“Tear and ages!” cried Dalton, with a stroke of his fist upon the table that made every wooden bowl of gold and silver coin jump and ring again,—“tear and ages! take care what you say! By the soul in my body, if you say a syllable against the old country, I 'll smash every stick in the place, and your own bones, besides! Ye miserable ould heathen! that has n't a thought above sweating a guinea,—how dare you do it?”
“Why do you come into my counting-house to insult me, saar? Why you come where no one ask you?”

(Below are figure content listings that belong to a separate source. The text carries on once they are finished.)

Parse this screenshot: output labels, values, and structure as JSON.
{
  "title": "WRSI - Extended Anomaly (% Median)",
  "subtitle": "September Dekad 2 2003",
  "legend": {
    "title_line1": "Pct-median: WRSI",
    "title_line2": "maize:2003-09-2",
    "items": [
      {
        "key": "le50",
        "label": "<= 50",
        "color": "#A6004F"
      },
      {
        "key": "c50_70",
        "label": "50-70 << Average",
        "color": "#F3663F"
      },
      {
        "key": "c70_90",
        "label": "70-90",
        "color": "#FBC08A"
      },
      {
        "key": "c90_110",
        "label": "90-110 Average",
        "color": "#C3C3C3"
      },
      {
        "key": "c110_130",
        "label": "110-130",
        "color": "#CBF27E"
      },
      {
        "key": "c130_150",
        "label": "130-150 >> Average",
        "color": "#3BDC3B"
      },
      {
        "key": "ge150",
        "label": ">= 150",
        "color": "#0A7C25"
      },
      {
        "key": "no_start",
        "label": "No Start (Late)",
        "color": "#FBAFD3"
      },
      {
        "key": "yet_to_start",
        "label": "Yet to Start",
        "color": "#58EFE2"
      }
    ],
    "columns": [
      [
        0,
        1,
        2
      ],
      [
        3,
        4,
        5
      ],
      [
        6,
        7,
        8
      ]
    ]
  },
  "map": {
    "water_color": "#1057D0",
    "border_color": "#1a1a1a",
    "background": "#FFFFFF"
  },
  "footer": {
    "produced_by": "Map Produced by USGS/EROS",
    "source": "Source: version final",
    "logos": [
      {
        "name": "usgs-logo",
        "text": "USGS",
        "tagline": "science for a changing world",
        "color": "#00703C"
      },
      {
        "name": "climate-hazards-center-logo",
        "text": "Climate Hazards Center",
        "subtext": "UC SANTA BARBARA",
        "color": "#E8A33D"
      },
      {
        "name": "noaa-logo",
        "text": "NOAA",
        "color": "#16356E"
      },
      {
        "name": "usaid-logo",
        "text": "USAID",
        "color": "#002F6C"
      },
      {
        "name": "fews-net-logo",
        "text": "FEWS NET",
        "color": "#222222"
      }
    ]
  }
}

“Is it waiting for an invitation I'd be, Abel? Is it expecting a card with ould Kraus's compliments?” said Dalton, laughing. “Sure, isn't the place open like the fish-market, or the ball-room, or the chapel, or any place of diversion? There, now; keep your temper, old boy. I tell ye, there's luck before ye! What d'ye think of that?” And, as he spoke, he drew forth one of the bills, and handed it across the counter; and then, after gloating, as it were, over the changed expression of the Jew's features, he handed a second, and a third.
“These are good papers, Herr von Dalton; no better! The exchange, too, is in your favor; we are giving—let me see—ten and three-eighths 'Convenzions-Gelt'.”
“To the devil I fling your three-eighths!” cried Dalton. “I never forgot the old song at school that says, 'Fractions drives me mad.'”
“Ah, always droll,——always merry!” cackled out Abel. “How will you have these moneys?”
“In a bag,——a good strong canvas-bag!”
“Yes, to be sure, in a bag; but I was asking how you 'd have them. I mean, in what coin,—in what for 'Gelt.'”
“Oh, that's it!” cried Dalton. “Well, give me a little of everything. Let me have 'Louis' to spend, and 'Gros-chen' to give the beggars. Bank-notes, too, I like; one feels no regretting parting with the dirty paper that neither jingles nor shines: and a few crown pieces, Abel; the ring of them on a table is like a brass band!”
“So you shall,—so you shall, Herr von Dalton. Ha, ha, ha! you are the only man ever make me laugh!”